By Jason Jia-Xi Wu (Harvard Law School ’23)
Bankruptcy has become the endgame of mass tort litigation. Increasingly, corporate tortfeasors have resorted to bankruptcy to halt pending mass tort lawsuits and force parties to renegotiate. This creates bargaining leverage for corporate tortfeasors in settling mass tort liabilities while providing efficient means for tort victims to aggregate their claims. However, one recent development has disrupted this balance: solvent entities, such as the controlling shareholders and parent companies of insolvent firms seeking bankruptcy protection, have abused the bankruptcy process. These solvent entities—also known as “bankruptcy grifters”—haul their subsidiaries into bankruptcy while staying outside of bankruptcy themselves. Free of restrictions imposed by the Bankruptcy Code, the “bankruptcy grifters” exploit tort victims and creditors with impunity.

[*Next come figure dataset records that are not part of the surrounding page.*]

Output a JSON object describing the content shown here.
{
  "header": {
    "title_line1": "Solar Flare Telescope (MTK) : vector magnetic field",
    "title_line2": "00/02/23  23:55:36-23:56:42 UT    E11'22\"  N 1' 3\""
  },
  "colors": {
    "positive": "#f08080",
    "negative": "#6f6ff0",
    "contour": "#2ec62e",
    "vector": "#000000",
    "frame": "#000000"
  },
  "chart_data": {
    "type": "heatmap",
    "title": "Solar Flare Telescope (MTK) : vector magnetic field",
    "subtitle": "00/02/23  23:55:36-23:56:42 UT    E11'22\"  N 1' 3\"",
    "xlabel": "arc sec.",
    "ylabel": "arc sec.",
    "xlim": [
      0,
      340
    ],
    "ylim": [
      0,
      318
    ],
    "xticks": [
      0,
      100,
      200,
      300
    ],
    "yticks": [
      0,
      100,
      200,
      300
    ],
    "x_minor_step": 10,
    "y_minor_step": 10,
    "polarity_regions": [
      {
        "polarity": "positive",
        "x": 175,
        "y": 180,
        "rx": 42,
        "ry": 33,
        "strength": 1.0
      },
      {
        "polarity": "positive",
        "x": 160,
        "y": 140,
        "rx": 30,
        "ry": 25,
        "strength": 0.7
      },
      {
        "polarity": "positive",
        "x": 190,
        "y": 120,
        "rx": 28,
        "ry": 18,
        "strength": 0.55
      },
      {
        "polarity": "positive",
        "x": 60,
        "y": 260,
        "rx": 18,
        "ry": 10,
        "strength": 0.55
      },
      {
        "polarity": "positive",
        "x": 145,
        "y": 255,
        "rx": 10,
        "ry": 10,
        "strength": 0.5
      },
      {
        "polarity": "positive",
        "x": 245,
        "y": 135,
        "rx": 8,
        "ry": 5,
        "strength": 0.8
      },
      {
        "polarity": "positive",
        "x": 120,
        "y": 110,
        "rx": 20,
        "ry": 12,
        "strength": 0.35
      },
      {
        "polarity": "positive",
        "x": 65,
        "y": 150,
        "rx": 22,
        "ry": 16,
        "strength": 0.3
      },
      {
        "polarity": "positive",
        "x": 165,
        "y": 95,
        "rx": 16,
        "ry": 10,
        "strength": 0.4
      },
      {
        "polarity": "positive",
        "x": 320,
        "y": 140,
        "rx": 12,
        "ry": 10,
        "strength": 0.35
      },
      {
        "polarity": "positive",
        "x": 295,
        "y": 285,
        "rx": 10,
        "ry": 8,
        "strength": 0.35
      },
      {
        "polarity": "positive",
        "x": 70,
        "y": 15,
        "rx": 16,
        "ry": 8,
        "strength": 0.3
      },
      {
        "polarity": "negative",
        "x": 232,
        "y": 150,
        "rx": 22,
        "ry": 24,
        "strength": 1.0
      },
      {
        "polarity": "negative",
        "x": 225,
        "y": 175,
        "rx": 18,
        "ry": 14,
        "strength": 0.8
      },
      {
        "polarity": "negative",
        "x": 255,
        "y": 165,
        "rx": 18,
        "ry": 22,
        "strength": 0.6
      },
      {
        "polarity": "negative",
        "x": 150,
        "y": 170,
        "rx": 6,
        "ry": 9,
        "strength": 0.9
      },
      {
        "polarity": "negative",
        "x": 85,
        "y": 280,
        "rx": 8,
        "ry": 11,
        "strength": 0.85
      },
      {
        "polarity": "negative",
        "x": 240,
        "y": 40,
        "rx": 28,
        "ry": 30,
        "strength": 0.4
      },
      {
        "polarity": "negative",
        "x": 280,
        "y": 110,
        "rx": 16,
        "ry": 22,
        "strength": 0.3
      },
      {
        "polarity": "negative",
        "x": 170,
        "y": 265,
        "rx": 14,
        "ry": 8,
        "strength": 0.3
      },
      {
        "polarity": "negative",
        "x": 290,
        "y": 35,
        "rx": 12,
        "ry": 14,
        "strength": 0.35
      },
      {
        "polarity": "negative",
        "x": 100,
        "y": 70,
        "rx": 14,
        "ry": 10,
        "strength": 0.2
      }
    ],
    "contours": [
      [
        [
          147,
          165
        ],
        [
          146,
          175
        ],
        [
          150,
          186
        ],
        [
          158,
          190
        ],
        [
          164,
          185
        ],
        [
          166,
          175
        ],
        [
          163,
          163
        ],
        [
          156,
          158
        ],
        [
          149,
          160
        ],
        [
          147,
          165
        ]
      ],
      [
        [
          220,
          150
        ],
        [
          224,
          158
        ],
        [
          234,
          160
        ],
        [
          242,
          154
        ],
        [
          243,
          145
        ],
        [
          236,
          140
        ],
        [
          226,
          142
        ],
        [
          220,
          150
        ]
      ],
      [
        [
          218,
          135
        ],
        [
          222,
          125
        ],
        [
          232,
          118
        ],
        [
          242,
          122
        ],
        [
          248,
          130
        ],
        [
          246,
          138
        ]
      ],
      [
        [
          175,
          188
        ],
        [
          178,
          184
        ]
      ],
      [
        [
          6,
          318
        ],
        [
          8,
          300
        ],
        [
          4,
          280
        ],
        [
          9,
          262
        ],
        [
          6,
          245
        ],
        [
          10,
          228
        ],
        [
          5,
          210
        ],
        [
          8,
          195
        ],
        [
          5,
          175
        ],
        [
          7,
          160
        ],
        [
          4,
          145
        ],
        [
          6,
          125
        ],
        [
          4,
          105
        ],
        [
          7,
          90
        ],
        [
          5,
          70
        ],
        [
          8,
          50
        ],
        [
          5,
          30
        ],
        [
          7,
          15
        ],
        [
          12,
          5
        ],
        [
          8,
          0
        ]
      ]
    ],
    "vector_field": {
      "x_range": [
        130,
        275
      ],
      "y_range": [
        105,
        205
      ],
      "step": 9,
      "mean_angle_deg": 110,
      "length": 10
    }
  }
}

While there has been ample scholarly interest in corporate abuses of the bankruptcy system in mass torts, studies on how such abuses impact the negotiation process are virtually absent. This article fills the scholarly gap. It examines how “bankruptcy grifters” alter the bargaining dynamics, incentives, and strategies undertaken by each party in the settlement negotiation. Focusing on the Sackler family’s role in the high-profile bankruptcy of opioid producer Purdue Pharma, this article argues that the looming presence of “grifters” generates pervasive principal-agent conflicts that motivate parties to pursue non-cooperative strategies that destroy value. Using Purdue Pharma as a case study, this article further contends that these negotiation tactics can backfire by creating inefficiencies along structural, behavioral, and cognitive dimensions. This discovery both challenges and enriches established law-and-economics understandings of inefficient bargaining.